Birth of the Birth Control Clinic conference 11th March

Since I got my paper over very early on, I was able to focus a bit more on the rest of the proceedings. It was an excellent day - attendance was perhaps smaller than one might have liked, but it was a group intensely interested in and knowledgeable about the general areas under discussion, which generated a lot of excellent discussion of papers and panel sessions. Some interesting connections were made.

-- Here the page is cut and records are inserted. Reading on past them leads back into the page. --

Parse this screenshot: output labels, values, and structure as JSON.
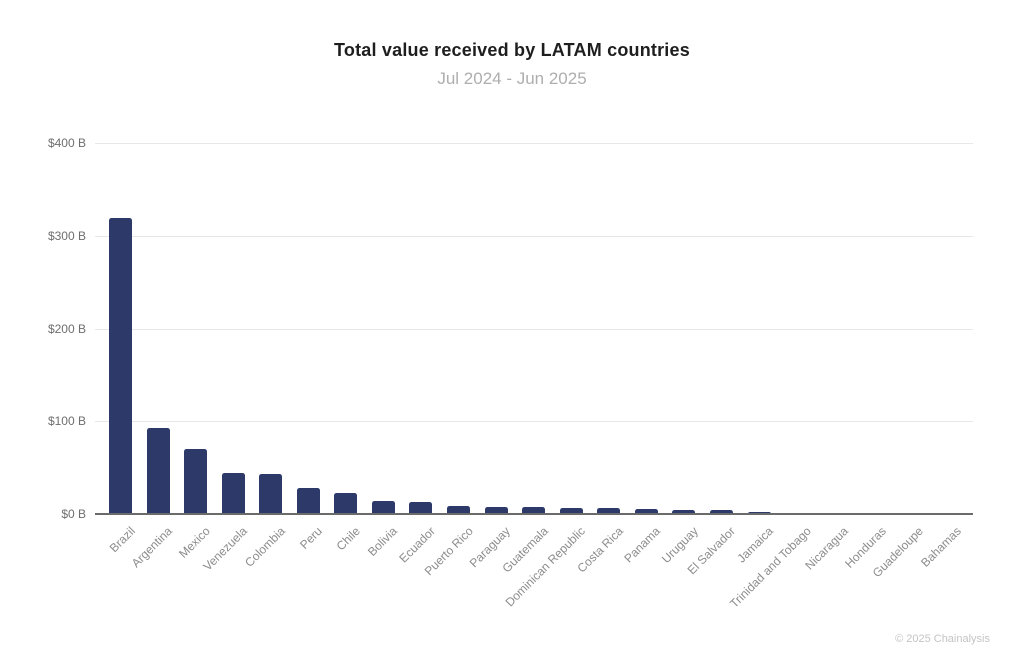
{
  "footer": {
    "copyright": "© 2025 Chainalysis"
  },
  "chart_data": {
    "type": "bar",
    "title": "Total value received by LATAM countries",
    "subtitle": "Jul 2024 - Jun 2025",
    "unit": "USD billions",
    "xlabel": "",
    "ylabel": "Total value received",
    "ylim": [
      0,
      400
    ],
    "grid": true,
    "legend": "none",
    "bar_color": "#2d3a69",
    "yticks": [
      0,
      100,
      200,
      300,
      400
    ],
    "ytick_labels": [
      "$0 B",
      "$100 B",
      "$200 B",
      "$300 B",
      "$400 B"
    ],
    "categories": [
      "Brazil",
      "Argentina",
      "Mexico",
      "Venezuela",
      "Colombia",
      "Peru",
      "Chile",
      "Bolivia",
      "Ecuador",
      "Puerto Rico",
      "Paraguay",
      "Guatemala",
      "Dominican Republic",
      "Costa Rica",
      "Panama",
      "Uruguay",
      "El Salvador",
      "Jamaica",
      "Trinidad and Tobago",
      "Nicaragua",
      "Honduras",
      "Guadeloupe",
      "Bahamas"
    ],
    "values": [
      319,
      93,
      70,
      44.5,
      43,
      28,
      22.5,
      14.5,
      13,
      8.6,
      7.6,
      7.5,
      6.6,
      6,
      5.4,
      4,
      3.8,
      2,
      0.9,
      0.6,
      0.5,
      0.3,
      0.2
    ]
  }
}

Because of the vigour of the discussions and the numbers of questions and comments, there was a significant amount of time-slippage over the course of the day, even though one speaker (Sarah Hodges on the neo-Malthusians of Madras) had, sadly, had to drop out.

This meant, unfortunately, that the really excellent last paper - Christina Hauck on Stopes's plays and their relationship to particular episodes in her own life - was rather more thinly attended than it deserved as attendees had to dash off to catch planes and trains or for other commitments. While I suspect anyone who has read any of Stopes's plays will have taken away the impression that the protagonists are very much Marie Sues, Hauck illuminated the extent to which particular plays were working through specific personal issues, and the problems posed by the disjuncture between Stopes's own public and private personae in how she dramatised these.

There was further good informal conversation over wine at the reception and at dinner. At least some of the presentations were recorded and should eventually be available as podcasts, but I also wonder whether the papers would not make a useful edited volume or journal special issue?